Ontario labour groups and NDP push for stronger heat stress protections amid rising climate-driven temperatures


Michael Lewis

Special to Ontario Construction News

The Ontario Federation of Labour and the opposition New Democrats are pressing the Ford government for better protections for workers from heat stress as Ontario faces more climate change-driven extreme heat events.

The OFL, which represents 54 unions and one million workers across the province, has launched a heat stress campaign based on a legislative petition that will be circulated in Ontario workplaces and communities in the coming months, with the goal of winning “meaningful” heat stress legislation in the fall.

The OFL is also repeating its call for heat stress to be identified as a workplace hazard in the Occupational Health and Safety Act while the NDP’s climate critic Peter Tabuns says he will introduce a motion in the Legislature to address the issue in Ontario workplaces.

“We need heat stress legislation for everyone in Ontario, not just workers,” said OFL president Laura Walton. “From sweltering and overcrowded classrooms to poorly ventilated and overheated long-term care rooms, from the stuffy and stifling shop floor to the scorching sun of an outdoor job site–the heat is a hazard that many workers simply cannot escape.”

“Ontario’s summers are getting hotter and hotter, leading to unsafe work conditions for many workers in our province,” Tabuns added.

The campaign comes as the province appears to have abandoned a proposal to strengthen workers’ protections from extreme heat in the face of industry objections over added administrative costs.

Ontario’s proposed new heat stress regulation under the OHSA was announced last August and followed by a 30-day public consultation. The Ministry of Labour conducted a “regulatory impact analysis” of anticipated costs and benefits of implementing the regulations, which if adopted could have been in place by this summer.

No policy action has occurred in the months since and as a regulatory rather than legislative proposal, the PC government has the option of simply not acting.

Ministry of Labour spokesperson Anuradha Dhar did not respond specifically to questions about the status of the proposed regulation but said the ministry “continues to review stakeholder feedback to identify potential future updates.”

She pointed to provisions in the OHSA that state that employers and supervisors have a duty to take every precaution reasonable in the circumstances for the protection of a worker including protection in hot environments.

Additionally, every worker in Ontario has the right to refuse work they believe to be unsafe, and anyone can report health and safety concerns to the ministry.

She added that employers should establish a heat stress control plan for the summer to manage job tasks in high temperatures and humidity — and said the ministry has provided funding to Occupational Health Clinics for Ontario Workers Inc. to develop a heat stress toolkit to help employers address the heat conditions in their workplaces.

“Our expectation is that the ministry has actually listened to the industry’s position on this,” said Steven Crombie, senior director of public affairs at the Ontario Road Builders’ Association, which represents more than 280 member companies and 56,000 workers.
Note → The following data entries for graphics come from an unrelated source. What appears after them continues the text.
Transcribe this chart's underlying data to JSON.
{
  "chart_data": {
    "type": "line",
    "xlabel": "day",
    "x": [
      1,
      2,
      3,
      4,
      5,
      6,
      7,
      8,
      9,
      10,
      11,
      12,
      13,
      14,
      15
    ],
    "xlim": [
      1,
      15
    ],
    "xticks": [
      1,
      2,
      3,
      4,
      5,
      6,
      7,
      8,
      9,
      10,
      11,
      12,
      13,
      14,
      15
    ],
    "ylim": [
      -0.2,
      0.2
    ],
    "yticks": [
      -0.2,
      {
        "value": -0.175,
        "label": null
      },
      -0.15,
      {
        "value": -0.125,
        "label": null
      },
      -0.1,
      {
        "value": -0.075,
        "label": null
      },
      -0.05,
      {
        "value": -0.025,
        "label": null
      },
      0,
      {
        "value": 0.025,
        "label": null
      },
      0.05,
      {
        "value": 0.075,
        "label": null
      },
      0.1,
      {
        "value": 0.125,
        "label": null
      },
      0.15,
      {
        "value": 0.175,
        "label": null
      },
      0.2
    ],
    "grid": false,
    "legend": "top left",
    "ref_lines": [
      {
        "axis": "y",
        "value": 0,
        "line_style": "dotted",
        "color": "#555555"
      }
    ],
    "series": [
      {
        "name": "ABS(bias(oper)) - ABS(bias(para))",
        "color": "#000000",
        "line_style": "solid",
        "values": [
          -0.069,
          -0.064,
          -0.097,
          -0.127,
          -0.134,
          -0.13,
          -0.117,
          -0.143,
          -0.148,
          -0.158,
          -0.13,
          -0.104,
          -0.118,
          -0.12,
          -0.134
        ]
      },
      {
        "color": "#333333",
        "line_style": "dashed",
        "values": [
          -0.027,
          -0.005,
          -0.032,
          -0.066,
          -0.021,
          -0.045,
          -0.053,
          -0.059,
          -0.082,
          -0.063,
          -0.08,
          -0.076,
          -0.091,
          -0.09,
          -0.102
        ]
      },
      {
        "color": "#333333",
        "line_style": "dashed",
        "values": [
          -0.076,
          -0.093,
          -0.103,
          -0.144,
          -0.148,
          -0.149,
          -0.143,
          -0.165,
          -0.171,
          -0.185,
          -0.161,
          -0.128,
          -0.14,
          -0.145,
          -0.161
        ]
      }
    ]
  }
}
“Our concern was the administrative burden on contractors to effectively implement … in addition to challenges in terms of the ministry’s ability to enforce the regulation.

“We also felt that this regulation was potentially redundant” in that the OHSA under clause 25(2) (h) states that employers have a “general duty” to take every precaution reasonable in the circumstances to protect workers.

Crombie said the new heat stress regulation would have required contractors to employ a health and safety professional to perform “a very complicated calculation” at the onset of each workday to measure potential heat hazards and adjust work schedules and activities accordingly.

He said the requirement would have added “a tremendous amount of cost to deliver infrastructure in Ontario,” adding that anyone from a site supervisor to a labourer “can tell you if it’s too hot to work. If companies are pressuring people to work in uncomfortable situations, they are probably just going to go and work somewhere else.”

The heat stress proposal applied to both indoor and outdoor work and included the introduction of heat stress exposure limits and required employers to identify and implement control measures and procedures to control the exposure.

It would have also required employers to provide worker information and instruction on recognizing the signs and symptoms of heat-related illnesses and on protection measures. The OFL in its submission on the government’s proposal called it “not sufficient, accessible, nor protective enough.”

In announcing the proposal, the province said extreme heat events due to changes in climate are a growing health risk to workers in Ontario and a “significant cause of occupational illnesses that may also lead to death.”

Based on Workplace Safety and Insurance Board statistics, it said there were 350 lost time claims for heat exhaustion for construction workers alone between 2006 and 2015.